Ties should express your personality. There are no more limits on putting check shirts with striped ties for example. Just make sure the colors all coordinate well. If the suit has a subtle added color, bring that out in your shirt and/or tie.
Today, the old rules no longer apply. You can mix patterns and colors as never before, depending on the business environment you are entering. Shoes, belts and other accessories should also match.
There are two main tie sizes to know about: the standard (3.5”) and the skinny (2.75”). If you want a classic look that doesn’t tend to change, go for the standard size. Skinny ties are trendier.
In terms of materials, a good quality silk is one of the best.

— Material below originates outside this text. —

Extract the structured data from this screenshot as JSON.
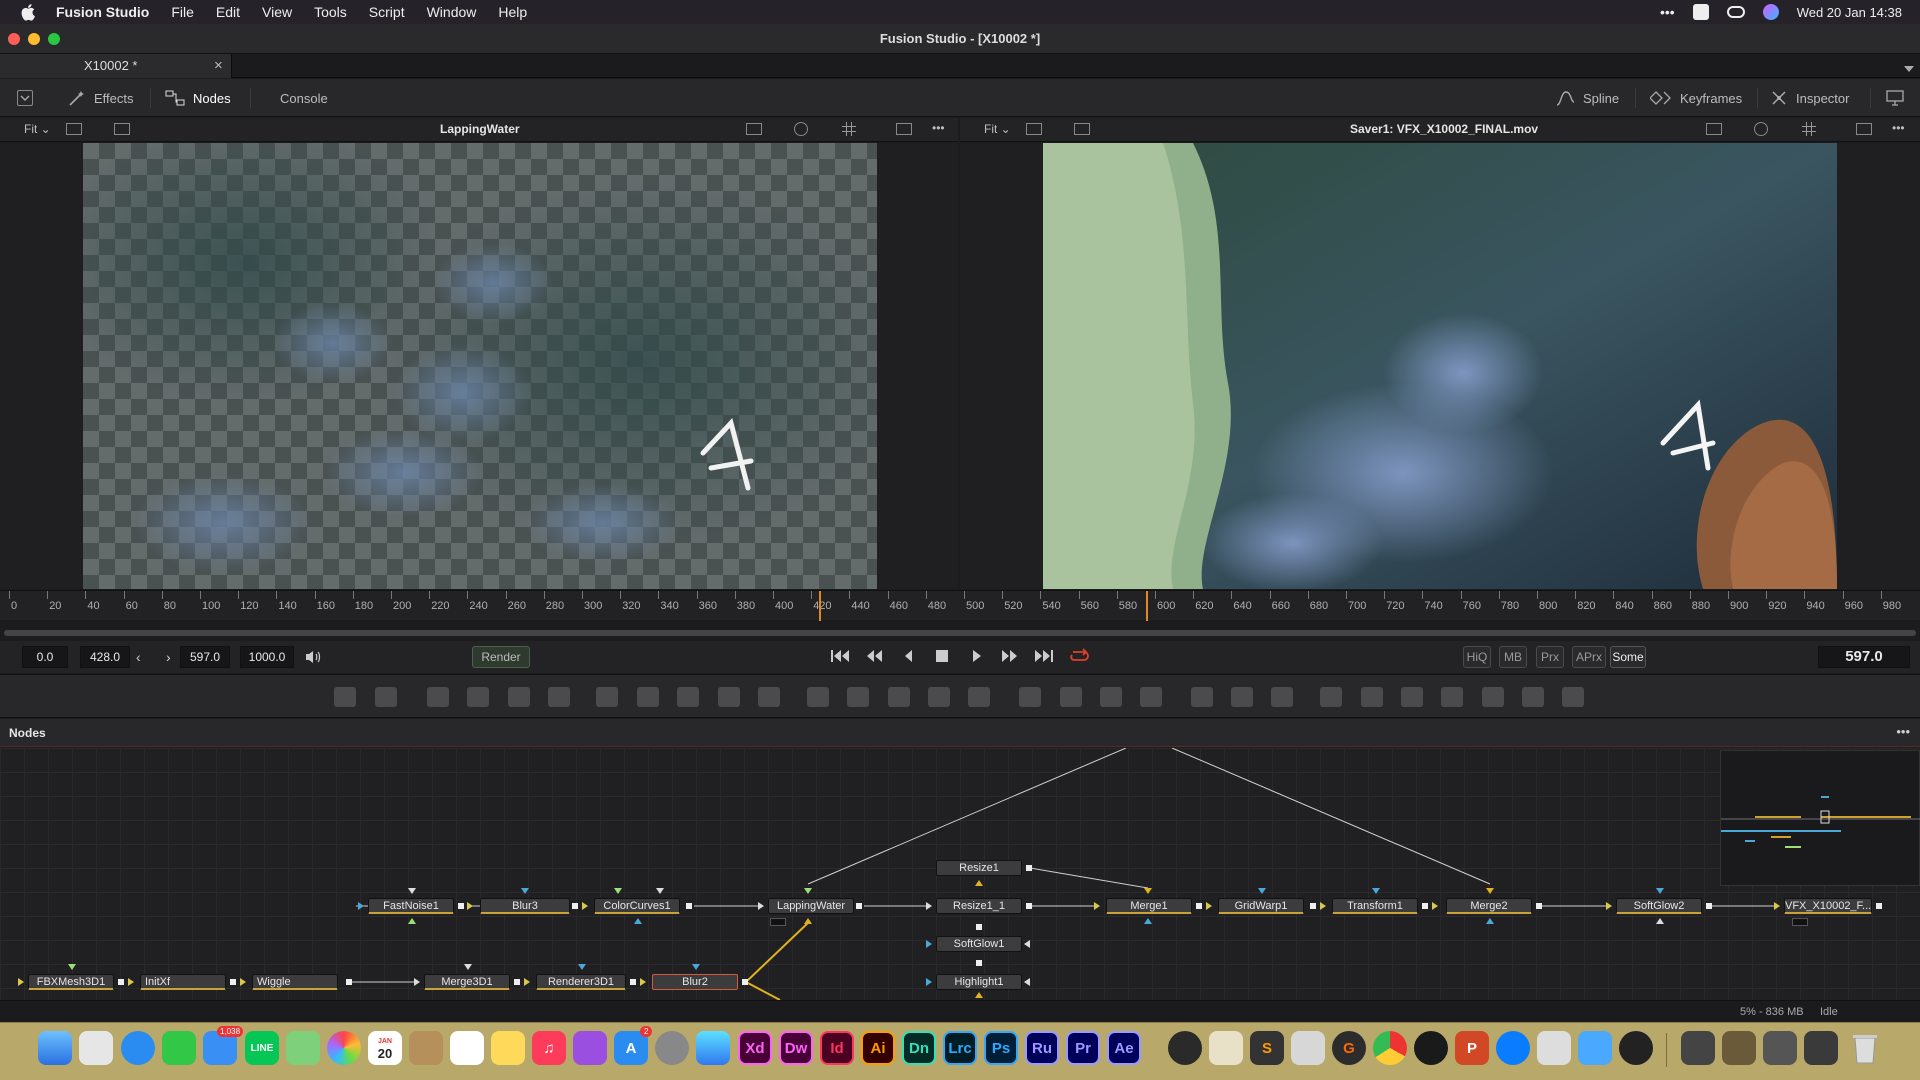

For added flair, you can choose to wear a tie in more casual environments too. Dressing down doesn’t mean not being well-coordinated and well-dressed.
There’s a fine line when it comes to trouser length – literally within an inch or two. When your pants are too long they bunch at the bottom, look sloppy and you run the risk of damaging the hem by scraping as you walk. When they’re too short, you can look like a growing school boy!
The point at which your trousers touch your shoes is known as the “trouser break.” There are three basic ways to look at the trouser break, each flattering men of different proportions:
1. No break. This means the trousers just barely rest on top of the shoes. This length tends to suit shorter men better because it avoids cutting height off at the ankles. It’s also the preference of men who like a straight, starched presentation.
2. Medium break. This is the traditional standard for dress trousers. The hem of the trousers reaches the shoe and covers the highest point of the back of the shoe. This style tends to be suited to any situation or stature (so it can come down to a matter of preference).
3. Full break. The trouser hem has a fold that runs all the way around the leg. The cloth of the trousers rests firmly on top of the shoes and the opening of the shoe is hidden. This style is usually better on taller men or men going for a more casual look. (On taller men the extra folds appear smaller due to their longer legs).
This question is debated with relative regularity among the sartorially-inclined. We feel that there are some times to wear one and some times not to…
When should you not wear a belt? Usually with a very formal suit such as a tuxedo. In fact, usually, tuxedo trousers don’t even have belt loops. We would also avoid a belt any time the emphasis is on sleek tailoring with emphasis away from your waistline.
Speaking of tailoring, another time to avoid a belt is as an accessory to hold up overly loose pants. This will only create a bunched up look in the middle (get those trousers fitted!).
Wear a belt when you’ve got your shirt tucked into a pair of dress trousers with visible belt loops. Of course, a belt serves a practical purpose if your suit is just a little loose (not “a lot” loose, as above!). Match your belt to your shoes for a classic look.
Yes! If you like them, then wear them. The universal rule is to wear the tie clip between the third and fourth buttons of your shirt.
Another thing to note is that it’s generally recommended you avoid other embellishments such as pocket squares if you’re going to wear a tie clip. You can ruin your tailored look by overdoing the accessories.
Hmm, this is another question that can be hotly debated. You’ll see stylish men without socks in many fashion magazines or celebrity write-ups, and it really comes down to preference and the situation.
If you’re in a highly conservative profession, then the sight of your gleaming ankles might raise eyebrows. On the other hand, if it’s hot and if no one is really bothered, then maybe doing without socks is an option for you.
The right way to go without socks is not to go without them completely though. Your feet sweat and you can end up not only having an odorous pair of shoes, but you might damage them too. If you want the “no sock” look, buy some no-show or loafer socks. These will help to protect your shoes!